Imaging techniques for assaying lymphocyte activation in action

Abstract

Imaging techniques have greatly improved our understanding of lymphocyte activation. Technical advances in spatial and temporal resolution and new labelling tools have enabled researchers to directly observe the activation process. Consequently, research using imaging approaches to study lymphocyte activation has expanded, providing an unprecedented level of cellular and molecular detail in the field. As a result, certain models of lymphocyte activation have been verified, others have been revised and yet others have been replaced with new concepts. In this article, we review the current imaging techniques that are used to assess lymphocyte activation in different contexts, from whole animals to single molecules, and discuss the advantages and potential limitations of these methods.

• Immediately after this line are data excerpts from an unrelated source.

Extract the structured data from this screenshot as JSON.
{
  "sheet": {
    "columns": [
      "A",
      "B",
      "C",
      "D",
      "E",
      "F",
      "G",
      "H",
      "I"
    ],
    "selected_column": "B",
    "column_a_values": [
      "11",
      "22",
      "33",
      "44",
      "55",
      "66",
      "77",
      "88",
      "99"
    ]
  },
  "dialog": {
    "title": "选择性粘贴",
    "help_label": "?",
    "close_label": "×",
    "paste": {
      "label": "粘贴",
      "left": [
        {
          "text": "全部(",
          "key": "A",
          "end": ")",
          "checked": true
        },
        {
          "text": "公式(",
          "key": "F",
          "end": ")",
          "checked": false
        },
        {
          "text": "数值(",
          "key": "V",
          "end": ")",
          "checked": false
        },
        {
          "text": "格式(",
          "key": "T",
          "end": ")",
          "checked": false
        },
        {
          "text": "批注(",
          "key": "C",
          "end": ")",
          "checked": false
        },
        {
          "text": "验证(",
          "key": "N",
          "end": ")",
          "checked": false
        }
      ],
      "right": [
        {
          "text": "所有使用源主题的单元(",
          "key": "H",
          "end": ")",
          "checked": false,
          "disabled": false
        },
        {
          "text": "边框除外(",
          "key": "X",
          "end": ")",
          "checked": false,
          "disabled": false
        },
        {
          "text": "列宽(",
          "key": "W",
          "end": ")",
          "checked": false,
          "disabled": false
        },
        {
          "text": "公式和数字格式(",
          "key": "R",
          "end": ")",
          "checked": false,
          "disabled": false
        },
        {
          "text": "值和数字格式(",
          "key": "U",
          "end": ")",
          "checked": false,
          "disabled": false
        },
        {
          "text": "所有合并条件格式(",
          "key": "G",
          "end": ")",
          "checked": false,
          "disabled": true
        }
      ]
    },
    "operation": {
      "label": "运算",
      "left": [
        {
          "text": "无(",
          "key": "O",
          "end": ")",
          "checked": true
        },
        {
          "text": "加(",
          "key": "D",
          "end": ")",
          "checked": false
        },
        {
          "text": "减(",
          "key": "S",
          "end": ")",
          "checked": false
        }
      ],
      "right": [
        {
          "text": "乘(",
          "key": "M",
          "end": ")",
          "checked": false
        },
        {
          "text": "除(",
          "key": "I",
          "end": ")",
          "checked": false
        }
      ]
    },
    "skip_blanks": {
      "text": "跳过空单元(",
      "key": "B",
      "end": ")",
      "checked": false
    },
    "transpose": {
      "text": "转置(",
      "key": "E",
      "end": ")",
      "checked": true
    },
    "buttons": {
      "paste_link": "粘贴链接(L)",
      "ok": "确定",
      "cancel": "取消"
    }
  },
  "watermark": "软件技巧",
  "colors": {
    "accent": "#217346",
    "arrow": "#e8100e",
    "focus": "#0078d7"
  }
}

Figure 1. Imaging techniques: hierarchy of scale

The study of lymphocyte activation requires observation of samples that vary in size over six orders of magnitude. This figure shows the T cell receptor (TCR)-mediated signalling pathway and microscopy techniques used at three levels of sample size. a | In whole organisms or intact tissues, encounters between lymphocytes and antigen-presenting cells (APCs) can be studied in situ using two-photon laser scanning microscopy (TPLSM). The specimen size is tens of millimetres. b | Cell–cell interactions and many subcellular details can be monitored using a large number of conventional microscopy techniques. These samples are typically several micrometres in size, but some details are at the diffraction limit of light scale. c | To observe molecular detail, high- and super-resolution imaging techniques are required. The samples here are individual molecules, only a few nanometres in size. DIC, differential interference contrast; LAT, linker for activation of T cells; PALM, photoactivated localization microscopy; SEM, scanning electron microscopy; SIM, structured illumination microscopy; STED, stimulated emission depletion; TEM, transmission electron microscopy; TIRF, total internal reflection fluorescence; ZAP70, ζ-chain-associated protein kinase of 70kDa.

Figure 2. Antigen-presenting cell substitutes used for lymphocyte activation

Several model systems have been developed to enable lymphocyte imaging at improved resolution. These models use a surrogate substrate for activation instead of an antigen-presenting cell (APC). a | Beads, typically coated with stimulatory antibodies, can be easily prepared and customized but do not allow rapid imaging of cell activation. b | Supported lipid bilayers that incorporate peptide–MHC molecules and other molecules such as integrins provide a better surface for imaging. Although the molecules are mobile, the bilayer lacks diffusion barriers that may be present in real cells. c | Coverslips that are coated with stimulatory molecules, including peptide–MHC molecules and antibodies, also allow controlled concentrations of a wide range of ligands and optimal surface imaging. However, the bound molecules are immobile.

Figure 3. Light-microscopy techniques that are widely used for cell imaging

a | Epifluorescence microscopy. b | Confocal microscopy. c | Total internal reflection fluorescence (TIRF) microscopy. d | Two-photon laser scanning microscopy (TPLSM). Illumination is depicted in yellow and the detection volume is labelled. The images show fluorescent clusters of linker for activation of T cells (LAT) in Jurkat T cells activated on antibody-coated coverslips.

Figure 4. Techniques for imaging molecular dynamics and interactions

a | Fluorescent resonance energy transfer (FRET) occurs when a suitable donor is in close proximity to an acceptor fluorophore; the process is illustrated here by arrows showing donor excitation, donor emission, energy transfer and acceptor emission. For bimolecular FRET, synthetic fluorescent probes (green and red stars) or fluorescent proteins can be used, whereas FRET sensors primarily incorporate fluorescent proteins. See Supplementary Information S1 (box) for further details on FRET measurements. b | Fluorescence recovery after photobleaching (FRAP), showing fluorescent proteins in a region of membrane undergoing selective photobleaching, followed by the recovery of fluorescence in this area as a result of repopulation with unbleached mobile molecules. c | Single-particle tracking (SPT), showing a single fluorescently tagged molecule as it is tracked over time.

Figure 5. High-resolution imaging techniques

These techniques are needed to image cellular structures beyond the diffraction limit of light. a | Super-resolution light microscopy techniques — photoactivated localization microscopy (PALM), fluorescence PALM (FPALM) and stochastic optical reconstruction microscopy (STORM) — are based on stochastic detection of single particles (red stars) and their subsequent bleaching and localization (white circles). Localized molecules are summed over time to reveal sub-diffraction-sized features. b | Structured illumination microscopy (SIM) uses a sequence of illumination patterns to decode cellular features (blue line) with different components of spatial orientation. Summing all of the resolved spatial components results in a super-resolved image of the cellular feature (solid grey line). c | Stimulated emission depletion (STED) microscopy uses two concentric focused illumination beams (yellow and orange cones) to reduce the effective volume of detection. The illumination beams are scanned across the cell to resolve small cellular features. d | Transmission electron microscopy (TEM) uses a beam of high-voltage electrons to image features within thin layers or membrane sheets of cells.